A metal state of mind.

Metal Mind is a single-player, rogue-lite, bullet hell game in which you play as an awakened robot with a mind of its own. You must embark on a journey in search of the liberation of all robots from the strings of humanity that bind them. You will build your robot, fight all kinds of other robots with a plethora of weaponry and attacks, and destroy all the overlords enslaving your fellow robots.

Rouge-lites and rouge-likes are amongst my favorite genres of games. And, like most guys, I love robots. Combine the two, and…well, let’s find out.

Metal Mind starts by asking if you’d like a tutorial. It is optional, but you most definitely should. The game’s mechanics are a little confusing at first, but they’re learnable after a little bit. For each run, you start with the same loadout that’s based on which robot you selected. You only have the standard robot at t the beginning of the game, but you can purchase four other starting robots as you progress. The beginning equipment is nowhere near the best, but you will find new equipment in each run.

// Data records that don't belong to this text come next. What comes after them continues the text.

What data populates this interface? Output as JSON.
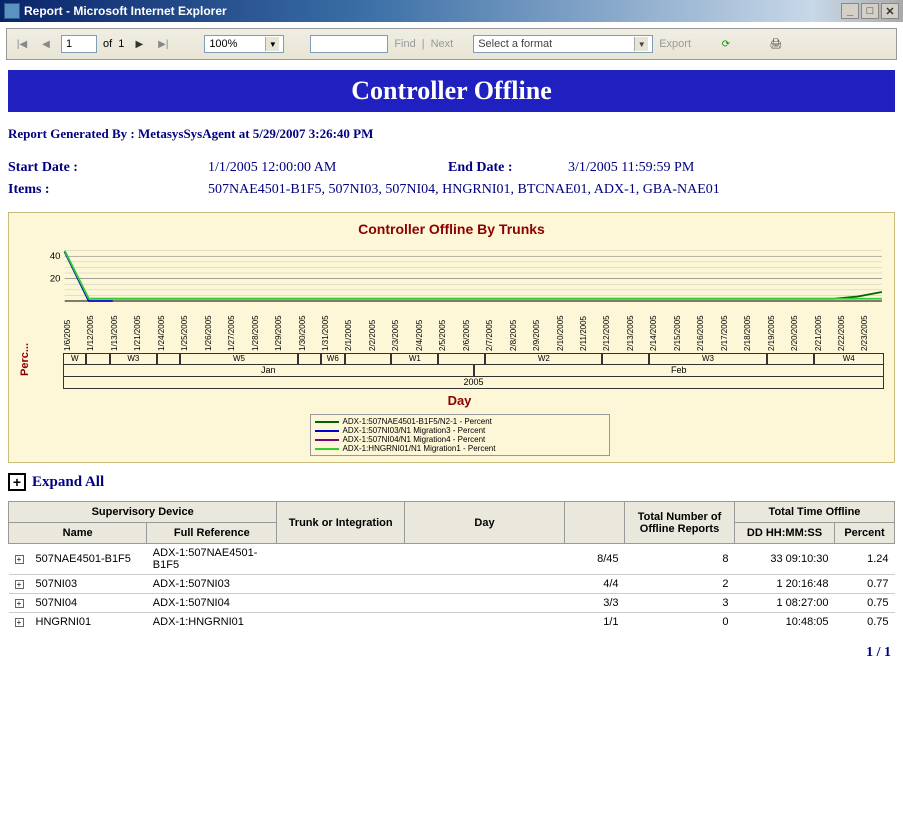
{
  "window": {
    "title": "Report - Microsoft Internet Explorer"
  },
  "toolbar": {
    "page_current": "1",
    "page_of": "of",
    "page_total": "1",
    "zoom": "100%",
    "find": "Find",
    "next": "Next",
    "export_placeholder": "Select a format",
    "export_label": "Export"
  },
  "report": {
    "title": "Controller Offline",
    "generated_prefix": "Report Generated By : ",
    "generated_by": "MetasysSysAgent",
    "generated_at": "at 5/29/2007 3:26:40 PM",
    "start_label": "Start Date :",
    "start_value": "1/1/2005 12:00:00 AM",
    "end_label": "End Date :",
    "end_value": "3/1/2005 11:59:59 PM",
    "items_label": "Items :",
    "items_value": "507NAE4501-B1F5, 507NI03, 507NI04, HNGRNI01, BTCNAE01, ADX-1, GBA-NAE01",
    "expand_all": "Expand All",
    "page_footer": "1 / 1"
  },
  "table": {
    "headers": {
      "supervisory_device": "Supervisory Device",
      "name": "Name",
      "full_reference": "Full Reference",
      "trunk": "Trunk or Integration",
      "day": "Day",
      "blank": "",
      "total_num": "Total Number of Offline Reports",
      "total_time": "Total Time Offline",
      "dd": "DD HH:MM:SS",
      "percent": "Percent"
    },
    "rows": [
      {
        "name": "507NAE4501-B1F5",
        "ref": "ADX-1:507NAE4501-B1F5",
        "ratio": "8/45",
        "num": "8",
        "dd": "33 09:10:30",
        "pct": "1.24"
      },
      {
        "name": "507NI03",
        "ref": "ADX-1:507NI03",
        "ratio": "4/4",
        "num": "2",
        "dd": "1 20:16:48",
        "pct": "0.77"
      },
      {
        "name": "507NI04",
        "ref": "ADX-1:507NI04",
        "ratio": "3/3",
        "num": "3",
        "dd": "1 08:27:00",
        "pct": "0.75"
      },
      {
        "name": "HNGRNI01",
        "ref": "ADX-1:HNGRNI01",
        "ratio": "1/1",
        "num": "0",
        "dd": "10:48:05",
        "pct": "0.75"
      }
    ]
  },
  "chart_data": {
    "type": "line",
    "title": "Controller Offline By Trunks",
    "ylabel": "Perc...",
    "xlabel": "Day",
    "ylim": [
      0,
      50
    ],
    "yticks": [
      20,
      40
    ],
    "categories": [
      "1/6/2005",
      "1/12/2005",
      "1/13/2005",
      "1/21/2005",
      "1/24/2005",
      "1/25/2005",
      "1/26/2005",
      "1/27/2005",
      "1/28/2005",
      "1/29/2005",
      "1/30/2005",
      "1/31/2005",
      "2/1/2005",
      "2/2/2005",
      "2/3/2005",
      "2/4/2005",
      "2/5/2005",
      "2/6/2005",
      "2/7/2005",
      "2/8/2005",
      "2/9/2005",
      "2/10/2005",
      "2/11/2005",
      "2/12/2005",
      "2/13/2005",
      "2/14/2005",
      "2/15/2005",
      "2/16/2005",
      "2/17/2005",
      "2/18/2005",
      "2/19/2005",
      "2/20/2005",
      "2/21/2005",
      "2/22/2005",
      "2/23/2005"
    ],
    "series": [
      {
        "name": "ADX-1:507NAE4501-B1F5/N2-1 - Percent",
        "color": "#006400",
        "values": [
          44,
          2,
          2,
          2,
          2,
          2,
          2,
          2,
          2,
          2,
          2,
          2,
          2,
          2,
          2,
          2,
          2,
          2,
          2,
          2,
          2,
          2,
          2,
          2,
          2,
          2,
          2,
          2,
          2,
          2,
          2,
          2,
          2,
          4,
          8
        ]
      },
      {
        "name": "ADX-1:507NI03/N1 Migration3 - Percent",
        "color": "#0000cd",
        "values": [
          44,
          0,
          0,
          null,
          null,
          null,
          null,
          null,
          null,
          null,
          null,
          null,
          null,
          null,
          null,
          null,
          null,
          null,
          null,
          null,
          null,
          null,
          null,
          null,
          null,
          null,
          null,
          null,
          null,
          null,
          null,
          null,
          null,
          null,
          null
        ]
      },
      {
        "name": "ADX-1:507NI04/N1 Migration4 - Percent",
        "color": "#800080",
        "values": [
          null,
          null,
          null,
          null,
          null,
          null,
          null,
          null,
          null,
          null,
          null,
          null,
          null,
          null,
          null,
          null,
          null,
          null,
          null,
          null,
          null,
          null,
          null,
          null,
          null,
          null,
          null,
          null,
          null,
          null,
          null,
          null,
          null,
          null,
          null
        ]
      },
      {
        "name": "ADX-1:HNGRNI01/N1 Migration1 - Percent",
        "color": "#32cd32",
        "values": [
          45,
          2,
          2,
          2,
          2,
          2,
          2,
          2,
          2,
          2,
          2,
          2,
          2,
          2,
          2,
          2,
          2,
          2,
          2,
          2,
          2,
          2,
          2,
          2,
          2,
          2,
          2,
          2,
          2,
          2,
          2,
          2,
          2,
          2,
          2
        ]
      }
    ],
    "week_spans": [
      {
        "label": "W",
        "width": 2.86
      },
      {
        "label": "",
        "width": 2.86
      },
      {
        "label": "W3",
        "width": 5.71
      },
      {
        "label": "",
        "width": 2.86
      },
      {
        "label": "W5",
        "width": 14.29
      },
      {
        "label": "",
        "width": 2.86
      },
      {
        "label": "W6",
        "width": 2.86
      },
      {
        "label": "",
        "width": 5.71
      },
      {
        "label": "W1",
        "width": 5.71
      },
      {
        "label": "",
        "width": 5.71
      },
      {
        "label": "W2",
        "width": 14.29
      },
      {
        "label": "",
        "width": 5.71
      },
      {
        "label": "W3",
        "width": 14.29
      },
      {
        "label": "",
        "width": 5.71
      },
      {
        "label": "W4",
        "width": 8.57
      }
    ],
    "month_spans": [
      {
        "label": "Jan",
        "width": 34.3
      },
      {
        "label": "Feb",
        "width": 65.7
      }
    ],
    "year_label": "2005"
  }
}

The gameplay can be frustrating, but once you get the hang of the controls, it’s more or less just difficult. Even after you learn the controls, the game never really gets easier; it’s most definitely a bullet hell. A way to change the difficulty to an easy mode would be welcome for players trying to learn how to play and are newer to this type of game.

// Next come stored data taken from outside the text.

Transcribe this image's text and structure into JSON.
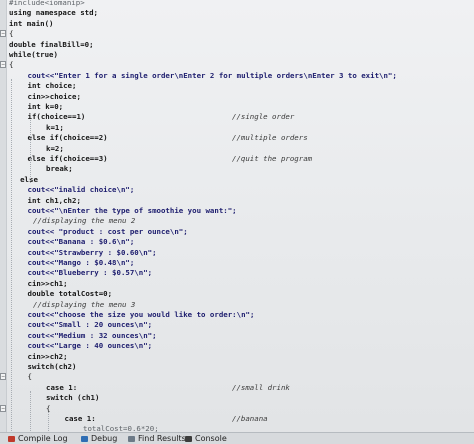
{
  "editor": {
    "lines": [
      {
        "text": "#include<iomanip>",
        "cls": "dim",
        "indent": 0
      },
      {
        "text": "using namespace std;",
        "cls": "kw",
        "indent": 0
      },
      {
        "text": "int main()",
        "cls": "kw",
        "indent": 0
      },
      {
        "text": "{",
        "cls": "",
        "indent": 0
      },
      {
        "text": "double finalBill=0;",
        "cls": "kw",
        "indent": 0
      },
      {
        "text": "while(true)",
        "cls": "kw",
        "indent": 0
      },
      {
        "text": "{",
        "cls": "",
        "indent": 0
      },
      {
        "text": "cout<<\"Enter 1 for a single order\\nEnter 2 for multiple orders\\nEnter 3 to exit\\n\";",
        "cls": "str",
        "indent": 1
      },
      {
        "text": "int choice;",
        "cls": "kw",
        "indent": 1
      },
      {
        "text": "cin>>choice;",
        "cls": "kw",
        "indent": 1
      },
      {
        "text": "int k=0;",
        "cls": "kw",
        "indent": 1
      },
      {
        "text": "if(choice==1)",
        "cls": "kw",
        "indent": 1,
        "comment": "//single order"
      },
      {
        "text": "k=1;",
        "cls": "kw",
        "indent": 2
      },
      {
        "text": "else if(choice==2)",
        "cls": "kw",
        "indent": 1,
        "comment": "//multiple orders"
      },
      {
        "text": "k=2;",
        "cls": "kw",
        "indent": 2
      },
      {
        "text": "else if(choice==3)",
        "cls": "kw",
        "indent": 1,
        "comment": "//quit the program"
      },
      {
        "text": "break;",
        "cls": "kw",
        "indent": 2
      },
      {
        "text": "else",
        "cls": "kw",
        "indent": 0.6
      },
      {
        "text": "cout<<\"inalid choice\\n\";",
        "cls": "str",
        "indent": 1
      },
      {
        "text": "int ch1,ch2;",
        "cls": "kw",
        "indent": 1
      },
      {
        "text": "cout<<\"\\nEnter the type of smoothie you want:\";",
        "cls": "str",
        "indent": 1
      },
      {
        "text": "//displaying the menu 2",
        "cls": "com",
        "indent": 1.3
      },
      {
        "text": "cout<< \"product : cost per ounce\\n\";",
        "cls": "str",
        "indent": 1
      },
      {
        "text": "cout<<\"Banana : $0.6\\n\";",
        "cls": "str",
        "indent": 1
      },
      {
        "text": "cout<<\"Strawberry : $0.60\\n\";",
        "cls": "str",
        "indent": 1
      },
      {
        "text": "cout<<\"Mango : $0.48\\n\";",
        "cls": "str",
        "indent": 1
      },
      {
        "text": "cout<<\"Blueberry : $0.57\\n\";",
        "cls": "str",
        "indent": 1
      },
      {
        "text": "cin>>ch1;",
        "cls": "kw",
        "indent": 1
      },
      {
        "text": "double totalCost=0;",
        "cls": "kw",
        "indent": 1
      },
      {
        "text": "//displaying the menu 3",
        "cls": "com",
        "indent": 1.3
      },
      {
        "text": "cout<<\"choose the size you would like to order:\\n\";",
        "cls": "str",
        "indent": 1
      },
      {
        "text": "cout<<\"Small : 20 ounces\\n\";",
        "cls": "str",
        "indent": 1
      },
      {
        "text": "cout<<\"Medium : 32 ounces\\n\";",
        "cls": "str",
        "indent": 1
      },
      {
        "text": "cout<<\"Large : 40 ounces\\n\";",
        "cls": "str",
        "indent": 1
      },
      {
        "text": "cin>>ch2;",
        "cls": "kw",
        "indent": 1
      },
      {
        "text": "switch(ch2)",
        "cls": "kw",
        "indent": 1
      },
      {
        "text": "{",
        "cls": "",
        "indent": 1
      },
      {
        "text": "case 1:",
        "cls": "kw",
        "indent": 2,
        "comment": "//small drink"
      },
      {
        "text": "switch (ch1)",
        "cls": "kw",
        "indent": 2
      },
      {
        "text": "{",
        "cls": "",
        "indent": 2
      },
      {
        "text": "case 1:",
        "cls": "kw",
        "indent": 3,
        "comment": "//banana"
      },
      {
        "text": "totalCost=0.6*20;",
        "cls": "dim",
        "indent": 4
      }
    ]
  },
  "bottom_tabs": [
    {
      "label": "Compile Log",
      "icon": "compile-log-icon",
      "color": "#c0392b"
    },
    {
      "label": "Debug",
      "icon": "debug-icon",
      "color": "#2e6db4"
    },
    {
      "label": "Find Results",
      "icon": "find-results-icon",
      "color": "#6d7a87"
    },
    {
      "label": "Console",
      "icon": "console-icon",
      "color": "#3c3c3c"
    }
  ]
}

The map layout and all of the loot and drops from each run are randomized. There are also random portals that can appear after you complete any room. These portals allow you to play random minigames, earn different gear, or even lose different gear. You never know which one you’re going to get though, so it’s a nice breath of air in each run when a portal appears. Unfortunately, while the rooms are in different spots with each run, they are always the exact same room. This means the exact same enemies and the exact same layout—the loot drops are all that changes in each run and room. This gameplay loop leaves a lot to be desired, especially when it comes to rouge-lite and rouge-like games.

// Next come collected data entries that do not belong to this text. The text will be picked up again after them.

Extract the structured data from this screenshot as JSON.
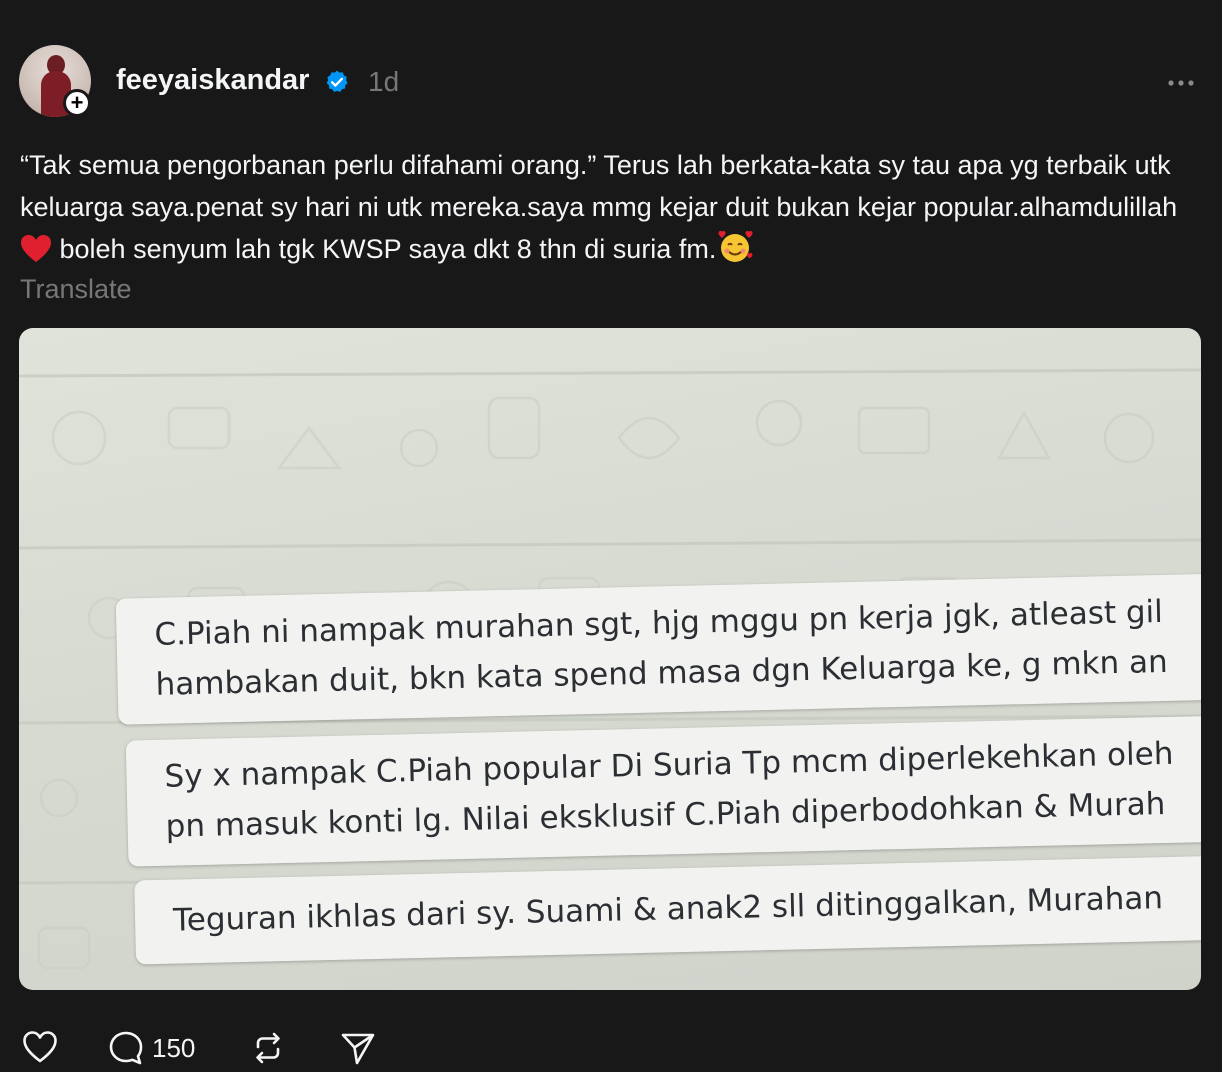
{
  "post": {
    "username": "feeyaiskandar",
    "verified": true,
    "time": "1d",
    "caption_text": "“Tak semua pengorbanan perlu difahami orang.” Terus lah berkata-kata sy tau apa yg terbaik utk keluarga saya.penat sy hari ni utk mereka.saya mmg kejar duit bukan kejar popular.alhamdulillah",
    "caption_tail": " boleh senyum lah tgk KWSP saya dkt 8 thn di suria fm.",
    "translate_label": "Translate"
  },
  "media": {
    "bubbles": [
      {
        "line1": "C.Piah ni nampak murahan sgt, hjg mggu pn kerja jgk, atleast gil",
        "line2": "hambakan duit, bkn kata spend masa dgn Keluarga ke, g mkn an"
      },
      {
        "line1": "Sy x nampak C.Piah popular Di Suria Tp mcm diperlekehkan oleh",
        "line2": "pn masuk konti lg. Nilai eksklusif C.Piah diperbodohkan & Murah"
      },
      {
        "line1": "Teguran ikhlas dari sy. Suami & anak2 sll ditinggalkan, Murahan"
      }
    ]
  },
  "actions": {
    "comment_count": "150"
  },
  "icons": {
    "verified": "verified-badge-icon",
    "more": "more-horizontal-icon",
    "like": "heart-icon",
    "comment": "comment-bubble-icon",
    "repost": "repost-icon",
    "share": "send-icon",
    "follow": "plus-icon"
  },
  "colors": {
    "background": "#181818",
    "text": "#f3f5f7",
    "muted": "#777777",
    "verified": "#0095f6",
    "heart": "#e0202e"
  }
}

The visuals are where Metal Mind excels. The game is in a 32-bit art style that’s really well done. The backgrounds and models for each robot and room are expertly made, and don’t even get me started on every different weapon and its unique projectiles and animations. Almost everything about the art of the game makes it look impeccable.

The sound isn’t exactly at the same as the visuals and art though. The sound effects are pretty good and they sound pretty well suited to the game’s environment. For the music, however, there is one song that plays on repeat. That’s it. It gets repetitive really quickly and isn’t great at immersing you into the game.

Last, but not least, is a bug that sometimes just soft-locks you whenever you open the settings menu. It happened to me at random times whenever I opened the settings, forcing me to close and reopen the game. Getting soft-locked in most games isn’t bad, as you can just reload a save, In rouge-likes and rouge-lites, however, this is very different. Since you can never have the exact same run every time you play, it can be really frustrating having to restart and lose all of your progress on your run.

Overall, Metal Mind isn’t the worst rouge-lite I’ve played, but it most certainly isn’t the best. And until they fix the soft locking issue, I wouldn’t recommend buying the game unless it’s on sale.